Run the conformance harness against a fixture produced by the CPU reference implementation. The acceptance criterion from the airframe expansion strategy:
- Q8_0: expected max logit error ~0.1 vs FP32 reference (near-FP16 quality)
- Q5_0: expected ~5-10% perplexity improvement over Q4_0
Estimated effort per quant type: 3–6 hours based on prior engineering estimates.
- Q8_0 — simplest dequant (no nibble packing), best quality jump, wide model availability
- Q5_0 — 5-bit, midpoint between Q4_0 and Q8_0 quality
- Q5_K — K-quant 5-bit superblock, needed for Q5_K_M GGUFs
- Q2_K — aggressive compression, useful for very large models on limited VRAM
The engine's forward pass is architecture-agnostic at the shader level — it executes matrix multiplies against weights it finds by name. Adding a new architecture means teaching the engine how to find those weights and what hyperparameters to read.

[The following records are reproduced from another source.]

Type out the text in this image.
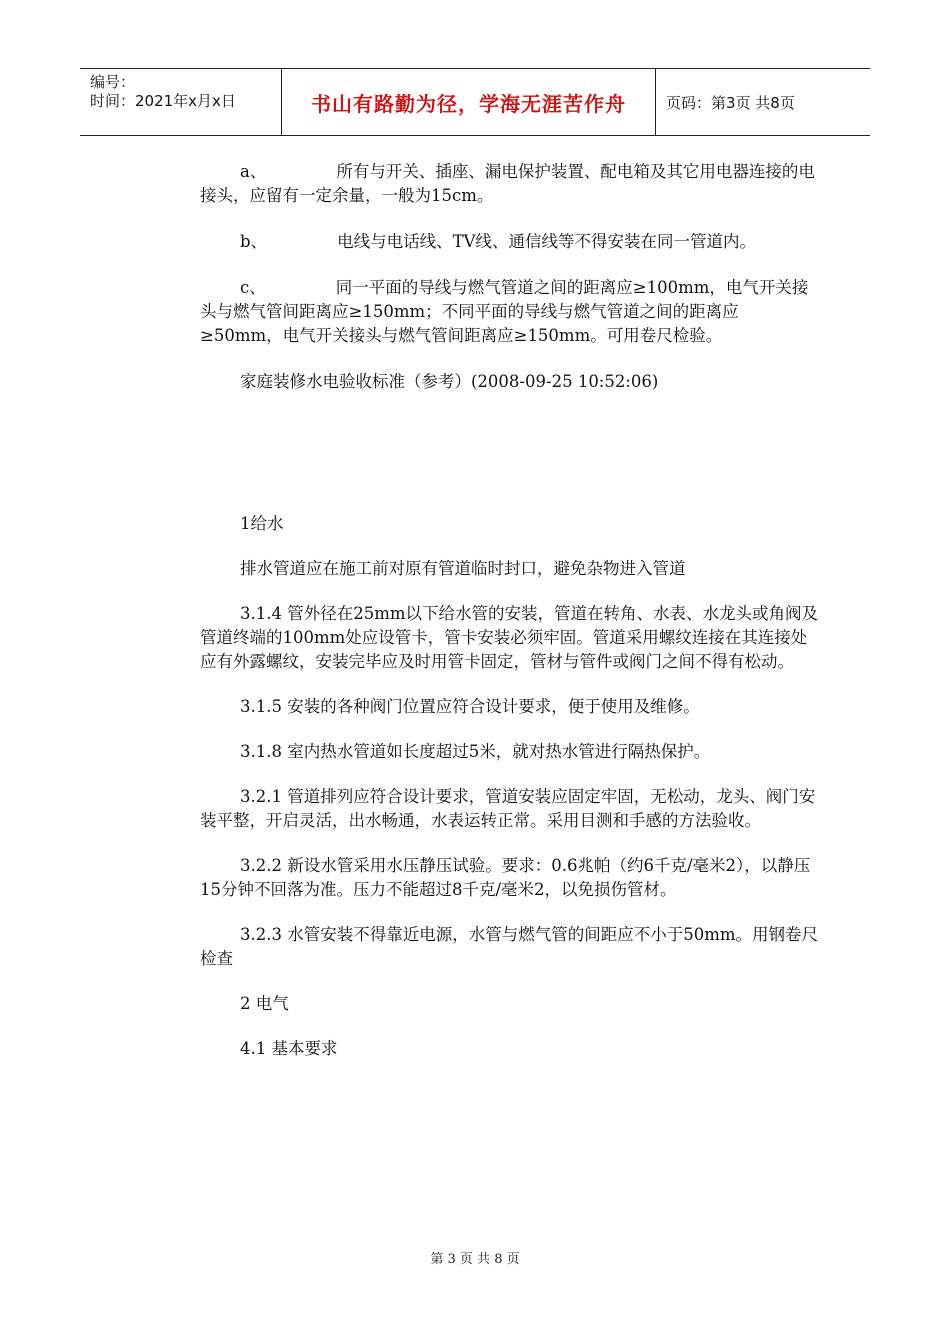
编号：
时间：2021年x月x日	书山有路勤为径，学海无涯苦作舟	页码：第3页 共8页

a、	所有与开关、插座、漏电保护装置、配电箱及其它用电器连接的电接头，应留有一定余量，一般为15cm。

b、	电线与电话线、TV线、通信线等不得安装在同一管道内。

c、	同一平面的导线与燃气管道之间的距离应≥100mm，电气开关接头与燃气管间距离应≥150mm；不同平面的导线与燃气管道之间的距离应≥50mm，电气开关接头与燃气管间距离应≥150mm。可用卷尺检验。

家庭装修水电验收标准（参考）(2008-09-25 10:52:06)

1给水

排水管道应在施工前对原有管道临时封口，避免杂物进入管道

3.1.4 管外径在25mm以下给水管的安装，管道在转角、水表、水龙头或角阀及管道终端的100mm处应设管卡，管卡安装必须牢固。管道采用螺纹连接在其连接处应有外露螺纹，安装完毕应及时用管卡固定，管材与管件或阀门之间不得有松动。

3.1.5 安装的各种阀门位置应符合设计要求，便于使用及维修。

3.1.8 室内热水管道如长度超过5米，就对热水管进行隔热保护。

3.2.1 管道排列应符合设计要求，管道安装应固定牢固，无松动，龙头、阀门安装平整，开启灵活，出水畅通，水表运转正常。采用目测和手感的方法验收。

3.2.2 新设水管采用水压静压试验。要求：0.6兆帕（约6千克/毫米2），以静压15分钟不回落为准。压力不能超过8千克/毫米2，以免损伤管材。

3.2.3 水管安装不得靠近电源，水管与燃气管的间距应不小于50mm。用钢卷尺检查

2 电气

4.1 基本要求

第 3 页 共 8 页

In airframe/src/core/spec.rs, add to ModelArch and its From<&str> match:
pub enum ModelArch {
Llama,
Mistral,
Phi,
Gemma,
Qwen2, // ← new
Other(String),
}Different architectures use different GGUF metadata key prefixes. In spec.rs's from_gguf()
method, ensure the prefix is correctly extracted. Most Llama-family derivatives use identical
keys with their architecture name as the prefix (qwen2.embedding_length, etc.).
If the new architecture uses non-standard GGUF tensor names (not blk.N.*), update the
layer_prefix() method. Llama, Mistral, Phi, and Gemma all use blk so this is only needed
for unusual architectures.
Some architectures differ in their attention variant (sliding window in Mistral, QKNorm in
Gemma 2, etc.). These require additions to airframe/src/family/. For architectures that
are strict Llama-derivatives (Llama 3.x, Mistral, most Qwen2 models), the existing forward
pass handles them without modification.
The engine allocates VRAM at load time based on model weights + KV cache. Planning numbers:
| Model | Quant | Approx GGUF size | KV cache at 2048 ctx | Min VRAM |
|---|---|---|---|---|
| TinyLlama 1.1B | Q4_0 | ~638 MB | ~88 MB | ~800 MB |
| TinyLlama 1.1B | Q8_0 | ~1.1 GB | ~88 MB | ~1.3 GB |
| Llama 3.2 1B | Q4_0 | ~636 MB | ~128 MB | ~900 MB |
| Llama 3.2 3B | Q4_0 | ~1.9 GB | ~448 MB | ~2.5 GB |
| Mistral 7B | Q4_K_M | ~4.1 GB | ~512 MB | ~5 GB |
| Llama 3 8B | Q4_K_M | ~4.7 GB | ~512 MB | ~5.5 GB |
KV cache scales linearly with SHIMMY_MAX_CTX. At 4096 tokens it doubles; at 8192 it quadruples.
At 7B+ with 4096 context, 8 GB VRAM is the practical floor.
Based on current engine state:
Phase 1 (same arch, new quants) — ~1-2 weeks
└─ Q8_0 dequant shader
└─ Q5_0 dequant shader
└─ Validate on TinyLlama Q8_0 GGUF
Phase 2 (same quants, larger models) — days, mostly testing
└─ Llama 3.2 3B Q4_0 validation
└─ Mistral 7B Q4_K_M validation
└─ Update README validated model matrix
Phase 3 (quantization depth) — ~2-3 weeks
└─ Q5_K / Q5_K_M support
└─ Q2_K support (enables very large models at high compression)
Phase 4 (architecture breadth) — depends on arch
└─ Qwen2 explicit support
└─ DeepSeek-specific ops (MLA attention)
└─ MoE dispatch (see docs/AIRFRAME_MOE_ROADMAP.md)
Each phase is independent. Phase 1 (Q8_0) is the highest leverage step — it unlocks better quality on the same models without any architecture work, and the dequant code is simpler to write than Q4_0 was.